広島大瀬良大地投手が5月度のセ・リーグ投手部門で「日本生命月間MVP賞」を初受賞しました。5月は2完投を含む4戦4勝、防御率2・03の好成績。首位広島を支える立派な成績です。

 その報を受けて、思い出すのは、やはりあの出来事です。

 17年8月16日、阪神-広島戦(京セラドーム大阪)。この試合、制球難に苦しむ阪神藤浪晋太郎投手が2軍調整からの復帰登板に挑みました。広島の先発は大瀬良。しかし藤浪が大瀬良に死球を当ててしまうという事態が起こりました。

 尻もちをついた大瀬良でしたがとっさに手を振り「大丈夫。気にするなよ」とばかりに笑顔を見せたのでした。親交があることに加え、藤浪が制球難に悩んでいることを知っていたための行動でした。

 ネットなどでは若いファンから「神対応」などと言われ、称賛を浴びました。

 しかし、その翌日、大瀬良は緒方孝市監督から監督室に呼びつけられました。

 「人の良さはグラウンドの外でやってくれ」。こういう趣旨のことを言われ、シンプルに言えば、しかられたのです。

 のちに緒方監督とその話になったとき、この叱責(しっせき)について、こう話していました。

 「今はああいう感じになっているけれど、本来、藤浪は一流の投手です。実力を出せば、どんな打者でもそうは打てない。藤浪がしっかりすることは日本の野球のレベルを上げるためには大きな意味があります。でも我々は、今は、チームとしてプロとして戦っているんです。ハッキリ言って藤浪が本来の力を出せなければカープにとってはいいことなんです。大瀬良はそこを分かるかどうか、ですね」

 言うまでもありませんが、プロ野球、勝負の世界で「メシを食っていく」ことの厳しさを伝えたかったのです。

 表情から好人物であることがあふれている大瀬良のことは好きですが緒方監督の言うことも納得できました。

 なにしろ、この世界です。いつも書きますが、いい成績が出れば普通の勤め人では手に入れられないお金をあっという間に得られる一方、ダメなら若くして無職になってしまう。

 プロ野球選手は常にそういう環境に置かれているのです。それを考えれば厳しさが前面に出てこなければ話にならないということでしょう。

 野球だけでなく本気で競うスポーツに厳しさは欠かせません。高いレベルでのプレーはあとで振り返ってみれば楽しいでしょうが、やっているときは真剣。おもしろおかしくやっていて勝てるはずがありません。

 特にプロはそうです。
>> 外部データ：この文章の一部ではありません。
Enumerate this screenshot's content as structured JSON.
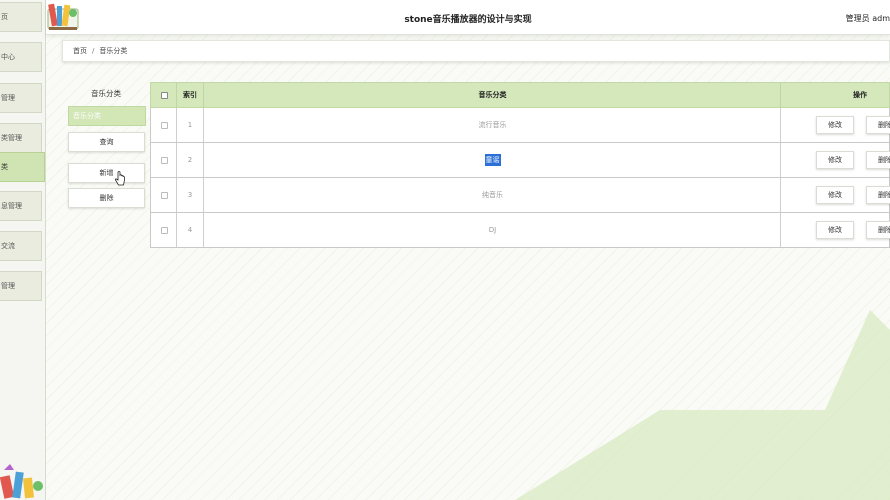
{
  "app": {
    "title": "stone音乐播放器的设计与实现",
    "user": "管理员 adm"
  },
  "sidebar": {
    "items": [
      {
        "label": "页"
      },
      {
        "label": "中心"
      },
      {
        "label": "管理"
      },
      {
        "label": "类管理"
      },
      {
        "label": "类"
      },
      {
        "label": "息管理"
      },
      {
        "label": "交流"
      },
      {
        "label": "管理"
      }
    ]
  },
  "breadcrumb": {
    "home": "首页",
    "separator": "/",
    "current": "音乐分类"
  },
  "left_panel": {
    "title": "音乐分类",
    "search_placeholder": "音乐分类",
    "query_label": "查询",
    "add_label": "新增",
    "delete_label": "删除"
  },
  "table": {
    "headers": {
      "index": "索引",
      "category": "音乐分类",
      "actions": "操作"
    },
    "rows": [
      {
        "index": "1",
        "category": "流行音乐"
      },
      {
        "index": "2",
        "category": "童谣"
      },
      {
        "index": "3",
        "category": "纯音乐"
      },
      {
        "index": "4",
        "category": "DJ"
      }
    ],
    "edit_label": "修改",
    "delete_label": "删除"
  },
  "colors": {
    "accent": "#d5e8bc",
    "accent_dark": "#b7d293",
    "selection": "#2c6fd6"
  }
}
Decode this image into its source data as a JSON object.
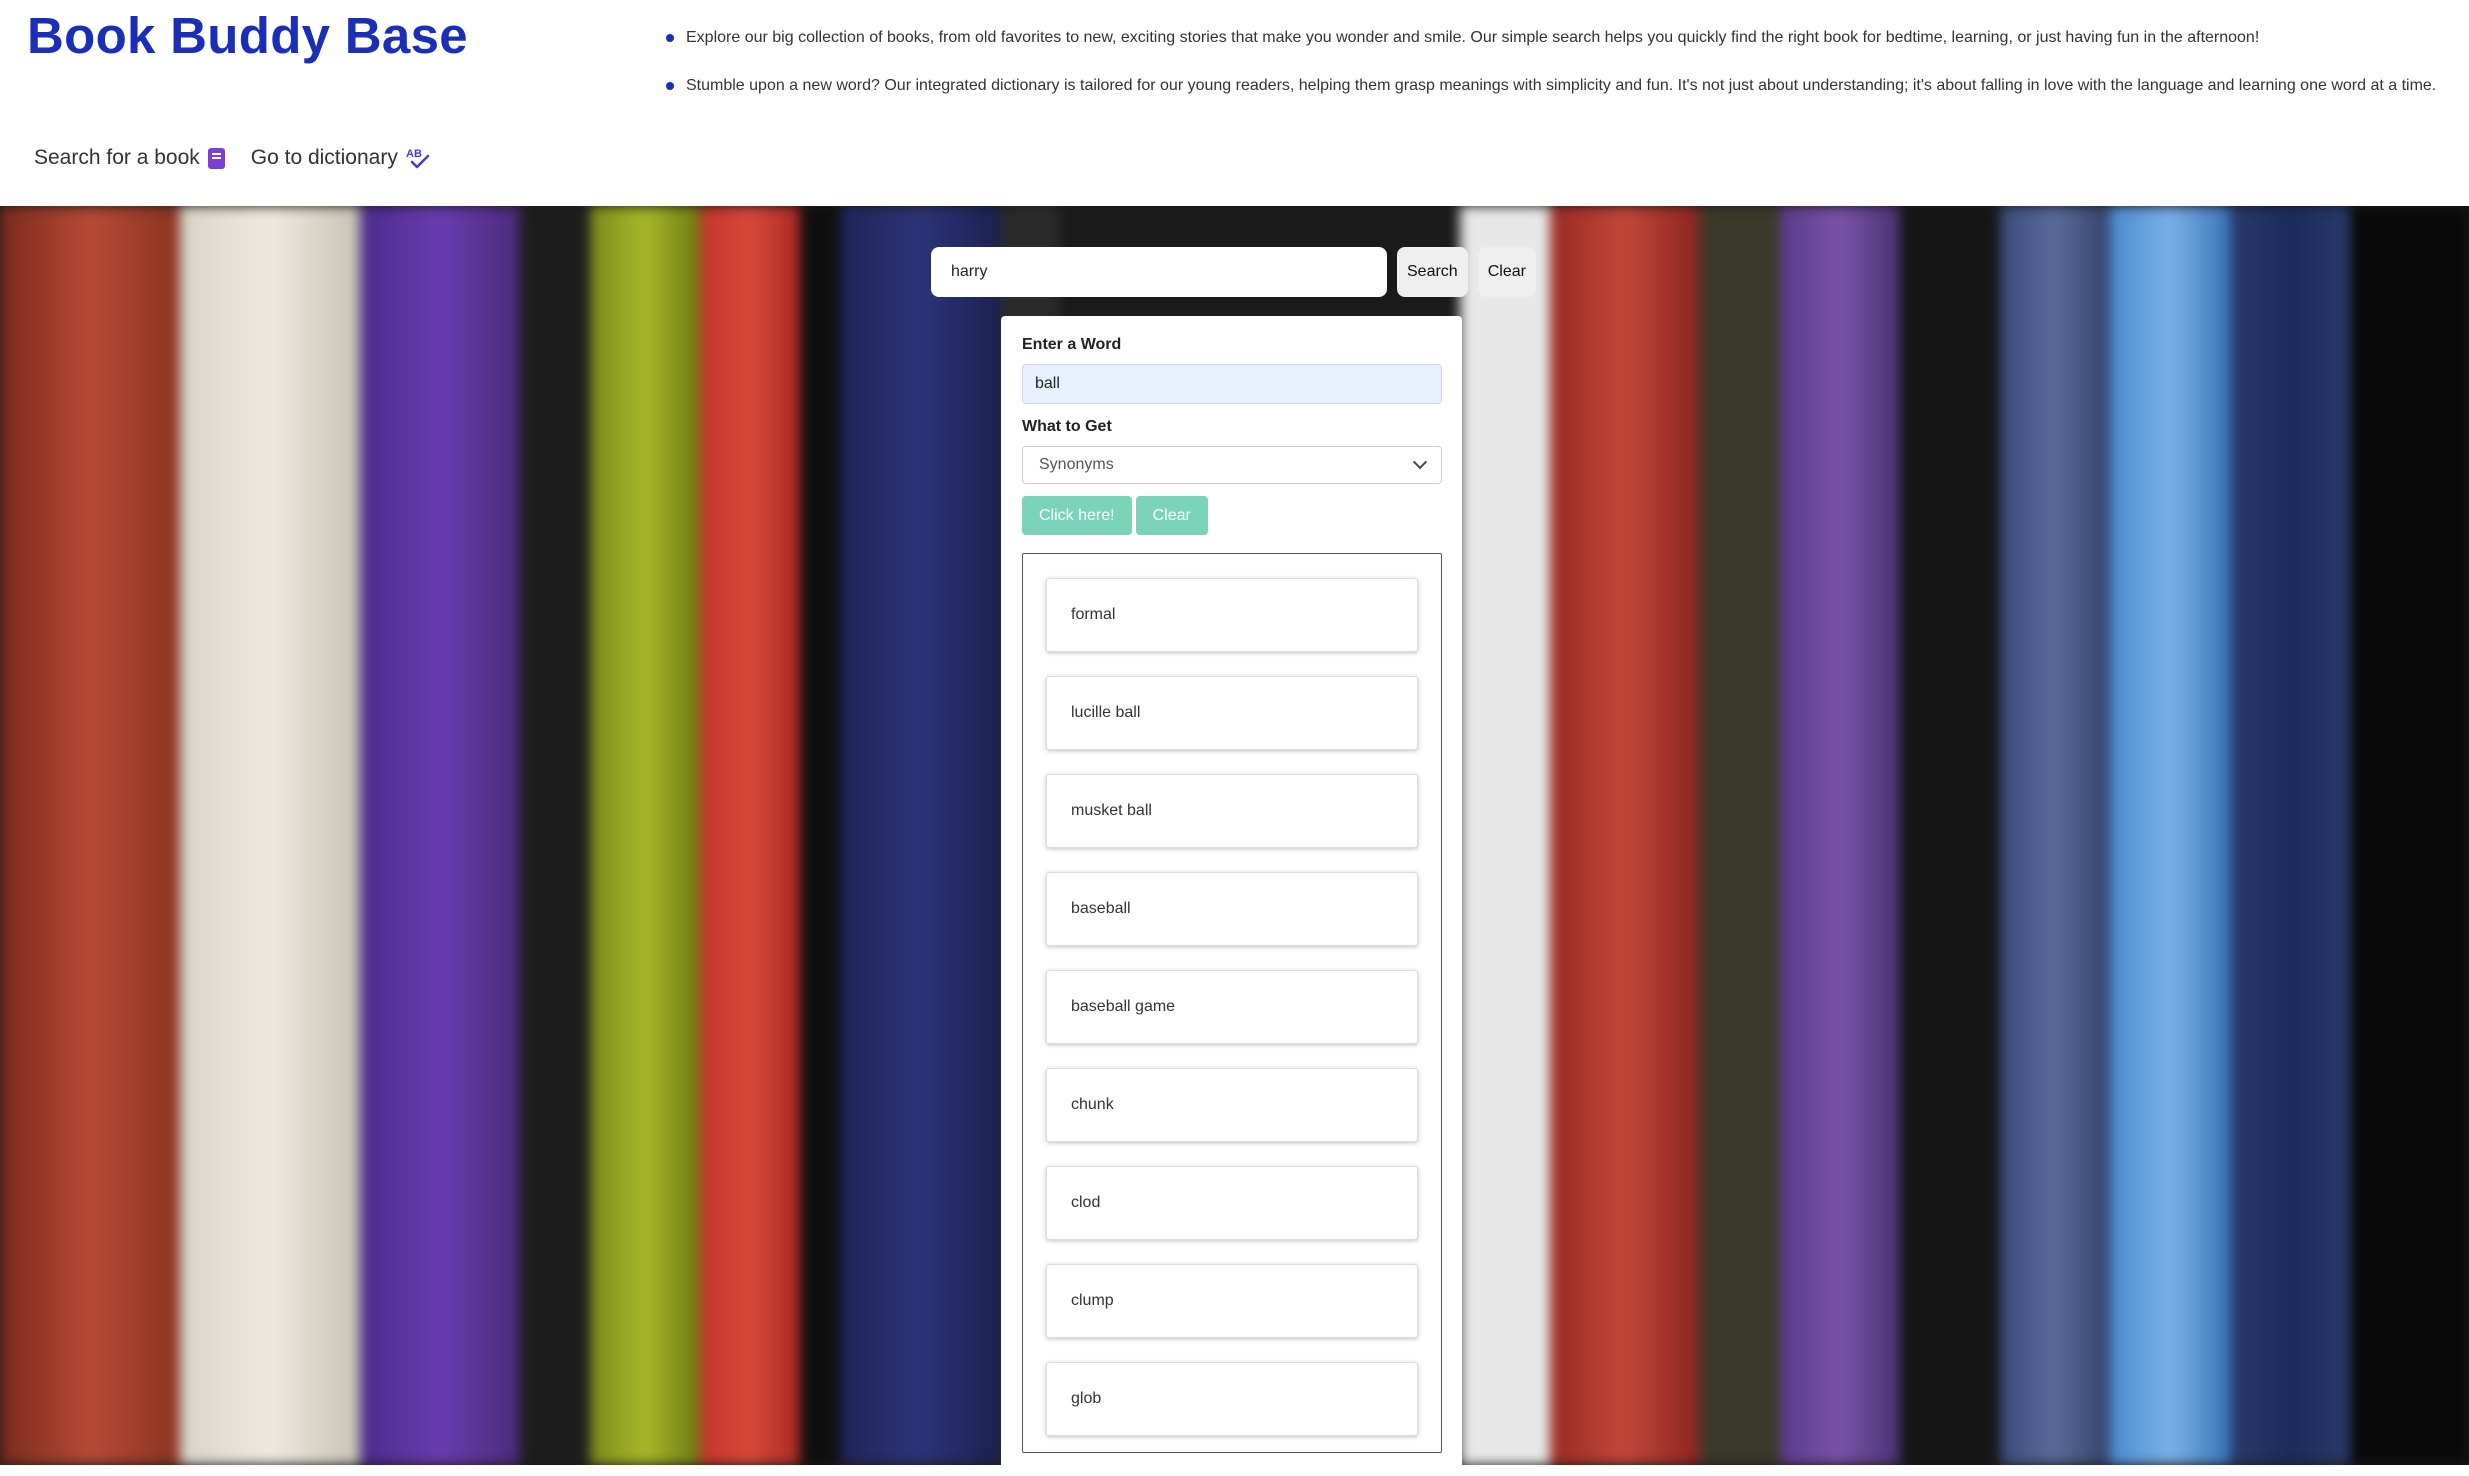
{
  "header": {
    "title": "Book Buddy Base",
    "nav": [
      {
        "label": "Search for a book",
        "icon": "book-icon"
      },
      {
        "label": "Go to dictionary",
        "icon": "spellcheck-icon"
      }
    ],
    "intro": [
      "Explore our big collection of books, from old favorites to new, exciting stories that make you wonder and smile. Our simple search helps you quickly find the right book for bedtime, learning, or just having fun in the afternoon!",
      "Stumble upon a new word? Our integrated dictionary is tailored for our young readers, helping them grasp meanings with simplicity and fun. It's not just about understanding; it's about falling in love with the language and learning one word at a time."
    ]
  },
  "search": {
    "value": "harry",
    "search_label": "Search",
    "clear_label": "Clear"
  },
  "dictionary": {
    "word_label": "Enter a Word",
    "word_value": "ball",
    "what_label": "What to Get",
    "selected_option": "Synonyms",
    "submit_label": "Click here!",
    "clear_label": "Clear",
    "results": [
      "formal",
      "lucille ball",
      "musket ball",
      "baseball",
      "baseball game",
      "chunk",
      "clod",
      "clump",
      "glob"
    ]
  },
  "colors": {
    "brand": "#1a2eb8",
    "accent_button": "#7bd3b8",
    "icon_purple": "#7b3fd6"
  }
}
失敗したり、信頼を失ったりすれば生活に直結します。選手の側からすればミスや失った信頼は結果で見返す。プロ選手にはこれしかないのです。

 今季ひとまわり成長した大瀬良。もちろん技術的、体力的に進化があったことは言うまでもありません。同時にその背景に、あのときのことが好影響を及ぼしているのかもしれない、そう思っているのです。

 大瀬良とはしっかり話せていないし、ひょっとしてあの笑顔で「それは関係ありません」と言うかもしれません。それでもこちらの勝手な想像が当たっているとするのなら、やはり、緒方監督の率いる今の広島カープは、強いと思います。